И я думаю о том, каким бы это было чудом, если б то чудо, которого человек ждет вечно, оказалось кучей дерьма, наваленной благочестивым «учеником» в биде. Что, если б в последний момент, когда пиршественный стол накрыт и гремят цимбалы, неожиданно кто-то внес бы серебряное блюдо с двумя огромными кусками дерьма, а что это дерьмо, мог бы почувствовать и слепой? Это было бы чудеснее, чем самая невероятная мечта, чем все, чего ждет человек и чего он ищет. Потому что это было бы нечто такое, о чем никто не мечтал и чего никто не ждал.
Почему-то мысль, что в этом мире не на что надеяться, подействовала на меня освежающим образом. Неделями и месяцами, даже годами, да в сущности всю свою жизнь я ждал, что случится какое-то событие, которое в корне изменит всю мою жизнь. И теперь, неожиданно вдохновленный пониманием всей безнадежности человеческого существования, я почувствовал облегчение, точно с меня свалилось огромное бремя.

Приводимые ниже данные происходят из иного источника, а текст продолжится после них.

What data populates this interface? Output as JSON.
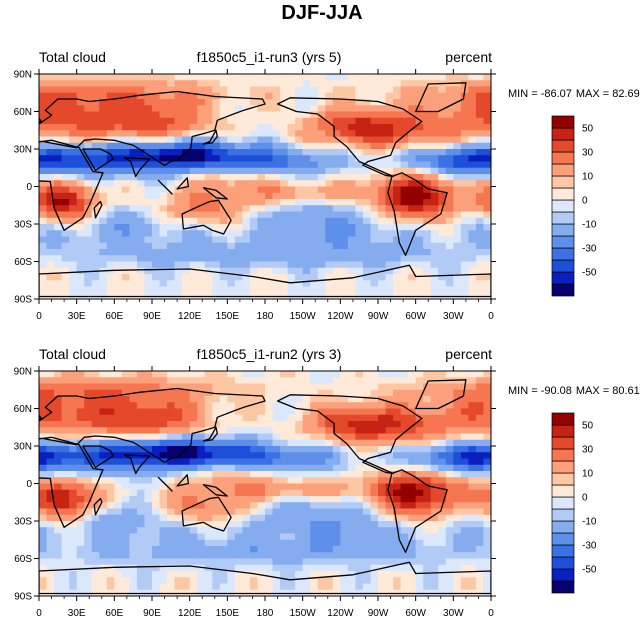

Утром я расстался со своим индусом, предварительно выудив у него несколько франков, чтоб было чем заплатить за комнату. Идя по направлению к Монпарнасу, я решил отдаться течению жизни и не делать ни малейшей попытки бороться с судьбой, в каком бы обличье она ни явилась ко мне. Всего, что случилось со мной до сих пор, оказалось недостаточно, чтобы меня уничтожить; ничто не погибло во мне, только иллюзии. Я остался невредим. Мир остался невредим. Завтра может быть революция, чума, землетрясение и не от кого будет ждать помощи, тепла или веры. Мне кажется, что все это уже случилось и что я никогда не был более одинок, чем сейчас. С этой минуты я решаю ни на что не надеяться, ничего не ждать – жить как животное, как хищный зверь, бродяга или разбойник. Если завтра будет объявлена война и меня призовут в армию, я схвачу штык и всажу его в первое же брюхо. Если надо будет насиловать, я буду насиловать с удовольствием. В этот тихий миг рождения нового дня земля полна преступлений и ужасов. Что изменилось в человеческой природе за все тысячелетия цивилизации? В сущности, человек оказался обманут тем, что принято называть «лучшей стороной» его натуры. На периферии духа человек гол, точно дикарь. Даже когда он находит так называемого Бога, он все равно остается гол. Он – скелет. Надо опять вживаться в жизнь, чтоб нарастить на себе мясо. Слово становится плотью, душа требует питья. Теперь, едва завидев даже крохи, я буду бросаться и сжирать их. Если главное – это жить, я буду жить, пусть даже мне придется стать каннибалом. До сих пор я старался сохранить свою драгоценную шкуру, остатки мяса, которые все еще были на костях. Теперь меня это больше не беспокоит. Мое терпение лопнуло. Я плотно прижат к стене, мне некуда отступать. Исторически я мертв. Если есть что-нибудь в потустороннем мире, я выскочу назад. Я нашел Бога, но мне он не поможет. Мой дух мертв. Но физически я существую. Существую как свободный человек. Мир, из которого я ухожу, – это зверинец. Поднимается заря над новым миром – джунглями, по которым рыщут голодные призраки с острыми когтями. И если я – гиена, то худая и голодная. И я иду в мир, чтобы откормиться.
8
Как мы условились, в половине второго я зашел к ван Нордену. Он предупредил меня, что если сразу не откликнется, значит он с кем-то спит, вероятно со своей шлюхой из Джорджии.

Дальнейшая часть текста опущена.